La BCE doit-elle s’inquiéter de l’augmentation récente de l’inflation ?

Christophe Blot, Caroline Bozou et Jérôme Creel

En août 2021, l’inflation dans la zone euro a atteint 3 % en glissement annuel. Un tel niveau n’avait pas été observé depuis novembre 2011 et dépasse la cible de 2 % que s’est fixée la BCE. Cette dynamique récente est en partie tirée par le prix du pétrole mais on observe dans le même temps un rebond de l’inflation sous-jacente, qui exclut du calcul les indices des prix de l’énergie et du secteur alimentaire. L’inflation aux États-Unis renoue également avec des niveaux qui n’avaient pas été observés depuis plusieurs années, ce qui y alimente le débat sur un potentiel retour du risque inflationniste. De par leur mandat orienté vers la stabilité des prix, il est légitime que les banques centrales s’interrogent sur les sources de ce retour de l’inflation. Dans un document récent en vue de la préparation du Dialogue monétaire entre le Parlement européen et la BCE, nous discutons cependant du caractère temporaire plutôt que permanent de cet épisode d’inflation.

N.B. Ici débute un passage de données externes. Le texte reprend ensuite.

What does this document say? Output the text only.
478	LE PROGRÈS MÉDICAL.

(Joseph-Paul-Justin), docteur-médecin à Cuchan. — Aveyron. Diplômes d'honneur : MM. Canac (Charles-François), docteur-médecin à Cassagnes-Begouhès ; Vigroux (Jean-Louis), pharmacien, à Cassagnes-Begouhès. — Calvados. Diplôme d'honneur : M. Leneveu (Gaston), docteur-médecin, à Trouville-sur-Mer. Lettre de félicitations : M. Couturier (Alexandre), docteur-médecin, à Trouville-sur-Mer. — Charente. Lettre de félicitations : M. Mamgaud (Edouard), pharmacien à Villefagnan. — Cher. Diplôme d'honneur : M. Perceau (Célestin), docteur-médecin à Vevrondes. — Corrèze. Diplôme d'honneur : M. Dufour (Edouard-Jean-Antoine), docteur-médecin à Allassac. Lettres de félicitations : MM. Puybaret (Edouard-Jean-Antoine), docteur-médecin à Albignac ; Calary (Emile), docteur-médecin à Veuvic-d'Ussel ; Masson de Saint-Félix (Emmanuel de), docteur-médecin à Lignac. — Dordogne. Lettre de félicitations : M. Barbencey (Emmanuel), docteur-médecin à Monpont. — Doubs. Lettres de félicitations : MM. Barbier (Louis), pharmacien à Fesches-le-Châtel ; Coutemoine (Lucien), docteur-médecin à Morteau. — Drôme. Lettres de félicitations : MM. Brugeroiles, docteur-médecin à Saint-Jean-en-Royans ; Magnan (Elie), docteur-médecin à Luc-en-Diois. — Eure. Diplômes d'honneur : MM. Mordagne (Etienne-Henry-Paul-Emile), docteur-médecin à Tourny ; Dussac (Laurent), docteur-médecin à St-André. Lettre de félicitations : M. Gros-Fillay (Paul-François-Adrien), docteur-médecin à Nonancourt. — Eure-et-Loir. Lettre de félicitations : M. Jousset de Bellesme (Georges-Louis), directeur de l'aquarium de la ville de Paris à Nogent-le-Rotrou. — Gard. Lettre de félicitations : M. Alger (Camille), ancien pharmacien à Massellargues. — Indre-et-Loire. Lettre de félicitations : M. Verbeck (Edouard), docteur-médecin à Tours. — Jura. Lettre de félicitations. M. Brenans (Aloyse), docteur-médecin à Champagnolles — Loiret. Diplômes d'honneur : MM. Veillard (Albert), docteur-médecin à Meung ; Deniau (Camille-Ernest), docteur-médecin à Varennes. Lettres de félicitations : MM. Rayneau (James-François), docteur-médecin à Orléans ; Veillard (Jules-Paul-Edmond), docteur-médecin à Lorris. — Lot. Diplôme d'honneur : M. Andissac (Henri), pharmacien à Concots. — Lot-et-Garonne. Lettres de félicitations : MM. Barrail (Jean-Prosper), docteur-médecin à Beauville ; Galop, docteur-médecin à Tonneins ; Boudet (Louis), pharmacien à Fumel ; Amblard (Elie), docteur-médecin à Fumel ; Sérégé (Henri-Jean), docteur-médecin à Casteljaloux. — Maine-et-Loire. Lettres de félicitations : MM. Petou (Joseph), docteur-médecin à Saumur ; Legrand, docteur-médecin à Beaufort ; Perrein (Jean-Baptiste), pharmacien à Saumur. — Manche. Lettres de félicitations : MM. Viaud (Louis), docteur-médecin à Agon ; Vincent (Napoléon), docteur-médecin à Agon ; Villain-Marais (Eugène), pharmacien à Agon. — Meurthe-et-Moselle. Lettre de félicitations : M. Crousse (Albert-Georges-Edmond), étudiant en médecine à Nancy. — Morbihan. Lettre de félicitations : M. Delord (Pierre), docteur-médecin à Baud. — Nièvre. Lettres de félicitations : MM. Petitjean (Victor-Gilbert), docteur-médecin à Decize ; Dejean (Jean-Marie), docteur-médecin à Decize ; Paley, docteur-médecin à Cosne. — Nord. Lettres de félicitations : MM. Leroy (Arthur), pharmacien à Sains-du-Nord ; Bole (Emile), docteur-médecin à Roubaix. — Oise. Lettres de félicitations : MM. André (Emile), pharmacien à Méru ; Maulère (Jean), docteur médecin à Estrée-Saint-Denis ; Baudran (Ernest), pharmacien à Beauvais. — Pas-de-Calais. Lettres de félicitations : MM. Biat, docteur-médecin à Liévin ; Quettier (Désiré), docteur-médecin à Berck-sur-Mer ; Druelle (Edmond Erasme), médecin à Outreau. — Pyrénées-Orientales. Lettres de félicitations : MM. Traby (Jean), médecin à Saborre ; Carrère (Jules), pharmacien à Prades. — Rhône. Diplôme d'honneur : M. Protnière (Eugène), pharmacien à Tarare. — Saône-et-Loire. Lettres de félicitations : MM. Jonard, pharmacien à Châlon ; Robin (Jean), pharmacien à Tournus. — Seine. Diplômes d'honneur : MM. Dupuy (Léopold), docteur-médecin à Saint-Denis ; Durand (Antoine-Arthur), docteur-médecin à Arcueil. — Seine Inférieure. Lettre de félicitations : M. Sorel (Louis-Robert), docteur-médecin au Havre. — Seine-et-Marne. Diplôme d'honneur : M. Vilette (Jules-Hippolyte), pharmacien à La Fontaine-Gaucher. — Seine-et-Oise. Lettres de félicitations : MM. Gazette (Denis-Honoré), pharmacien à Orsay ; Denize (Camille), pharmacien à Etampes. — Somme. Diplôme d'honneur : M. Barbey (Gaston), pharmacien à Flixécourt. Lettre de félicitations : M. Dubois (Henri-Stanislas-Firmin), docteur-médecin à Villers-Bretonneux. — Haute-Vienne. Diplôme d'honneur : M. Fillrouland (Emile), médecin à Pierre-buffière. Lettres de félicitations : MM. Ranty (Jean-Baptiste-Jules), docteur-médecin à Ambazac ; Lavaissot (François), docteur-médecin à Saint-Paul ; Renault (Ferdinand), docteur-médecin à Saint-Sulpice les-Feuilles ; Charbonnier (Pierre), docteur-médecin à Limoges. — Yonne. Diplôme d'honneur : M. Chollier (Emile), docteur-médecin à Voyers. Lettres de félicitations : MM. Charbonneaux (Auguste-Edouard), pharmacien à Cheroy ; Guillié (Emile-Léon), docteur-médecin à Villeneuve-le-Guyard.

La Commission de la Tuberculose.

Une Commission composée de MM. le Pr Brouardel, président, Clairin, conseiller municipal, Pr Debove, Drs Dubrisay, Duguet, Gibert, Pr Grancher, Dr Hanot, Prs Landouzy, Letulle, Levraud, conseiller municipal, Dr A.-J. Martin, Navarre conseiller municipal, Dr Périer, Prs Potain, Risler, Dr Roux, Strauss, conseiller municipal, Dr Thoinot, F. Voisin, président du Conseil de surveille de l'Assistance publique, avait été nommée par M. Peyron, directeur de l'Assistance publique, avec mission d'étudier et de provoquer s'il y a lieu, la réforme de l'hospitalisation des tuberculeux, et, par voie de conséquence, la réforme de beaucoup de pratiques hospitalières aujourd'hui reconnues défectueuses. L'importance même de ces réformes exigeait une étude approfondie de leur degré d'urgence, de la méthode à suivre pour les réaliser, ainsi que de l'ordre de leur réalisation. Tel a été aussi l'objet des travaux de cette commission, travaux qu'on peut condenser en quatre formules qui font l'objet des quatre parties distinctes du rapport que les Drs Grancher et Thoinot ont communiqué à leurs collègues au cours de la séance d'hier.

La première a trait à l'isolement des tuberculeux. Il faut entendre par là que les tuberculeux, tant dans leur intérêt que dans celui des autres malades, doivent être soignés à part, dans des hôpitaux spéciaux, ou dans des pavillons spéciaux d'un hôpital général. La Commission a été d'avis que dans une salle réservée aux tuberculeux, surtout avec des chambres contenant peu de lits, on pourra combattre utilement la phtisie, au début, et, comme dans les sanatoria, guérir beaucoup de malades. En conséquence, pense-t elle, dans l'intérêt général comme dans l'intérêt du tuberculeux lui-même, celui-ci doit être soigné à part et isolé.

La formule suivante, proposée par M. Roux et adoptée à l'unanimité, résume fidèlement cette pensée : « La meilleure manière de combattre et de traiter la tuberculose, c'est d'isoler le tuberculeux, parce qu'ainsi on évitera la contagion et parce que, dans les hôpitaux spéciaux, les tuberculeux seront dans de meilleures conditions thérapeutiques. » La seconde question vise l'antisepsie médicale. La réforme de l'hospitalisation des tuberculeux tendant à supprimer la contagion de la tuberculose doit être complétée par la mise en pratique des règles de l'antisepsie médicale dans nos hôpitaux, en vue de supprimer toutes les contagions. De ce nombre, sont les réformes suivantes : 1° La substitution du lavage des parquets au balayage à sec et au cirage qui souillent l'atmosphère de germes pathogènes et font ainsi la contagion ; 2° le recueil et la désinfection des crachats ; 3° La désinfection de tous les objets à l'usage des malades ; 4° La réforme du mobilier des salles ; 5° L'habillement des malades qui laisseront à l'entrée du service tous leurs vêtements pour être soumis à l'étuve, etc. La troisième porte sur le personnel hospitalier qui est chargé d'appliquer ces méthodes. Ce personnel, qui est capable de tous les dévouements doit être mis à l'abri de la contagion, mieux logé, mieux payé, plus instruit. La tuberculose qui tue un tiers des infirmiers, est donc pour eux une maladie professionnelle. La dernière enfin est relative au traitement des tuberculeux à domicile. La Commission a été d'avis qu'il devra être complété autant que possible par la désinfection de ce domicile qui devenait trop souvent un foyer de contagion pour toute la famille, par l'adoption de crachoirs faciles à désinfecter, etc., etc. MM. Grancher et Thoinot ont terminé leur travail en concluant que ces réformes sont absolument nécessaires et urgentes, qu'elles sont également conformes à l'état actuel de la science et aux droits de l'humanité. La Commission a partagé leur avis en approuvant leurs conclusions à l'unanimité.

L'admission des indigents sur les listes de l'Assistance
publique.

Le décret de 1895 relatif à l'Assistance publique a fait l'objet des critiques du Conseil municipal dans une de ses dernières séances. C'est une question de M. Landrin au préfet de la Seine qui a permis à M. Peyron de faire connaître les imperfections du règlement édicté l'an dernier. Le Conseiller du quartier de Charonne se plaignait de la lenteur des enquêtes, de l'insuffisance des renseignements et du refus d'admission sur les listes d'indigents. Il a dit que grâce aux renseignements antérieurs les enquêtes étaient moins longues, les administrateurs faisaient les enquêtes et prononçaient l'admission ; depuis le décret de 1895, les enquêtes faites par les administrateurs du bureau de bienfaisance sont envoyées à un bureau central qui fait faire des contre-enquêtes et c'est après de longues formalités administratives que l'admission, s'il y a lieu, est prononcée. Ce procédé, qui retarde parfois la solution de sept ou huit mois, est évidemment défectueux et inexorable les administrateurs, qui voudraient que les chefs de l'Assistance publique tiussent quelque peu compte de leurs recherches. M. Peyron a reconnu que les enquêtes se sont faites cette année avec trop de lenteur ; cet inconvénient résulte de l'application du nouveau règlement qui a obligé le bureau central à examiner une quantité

L’évolution récente de l’inflation ne peut être dissociée de la conjoncture économique, actuellement encore fortement marquée par la crise sanitaire. Après une forte chute de l’activité – le PIB s’est contracté de 6,5 % en 2020 –, les performances macroéconomiques de la zone euro restent erratiques. La crise a été sans précédent à la fois par son ampleur mais aussi par ses caractéristiques sectorielles et par la nature des chocs qui ont affecté les économies de la zone euro. En effet, la crise de la Covid-19 se caractérise à la fois par un choc négatif d’offre et de demande (voir Dauvin et Sampognaro, 2021).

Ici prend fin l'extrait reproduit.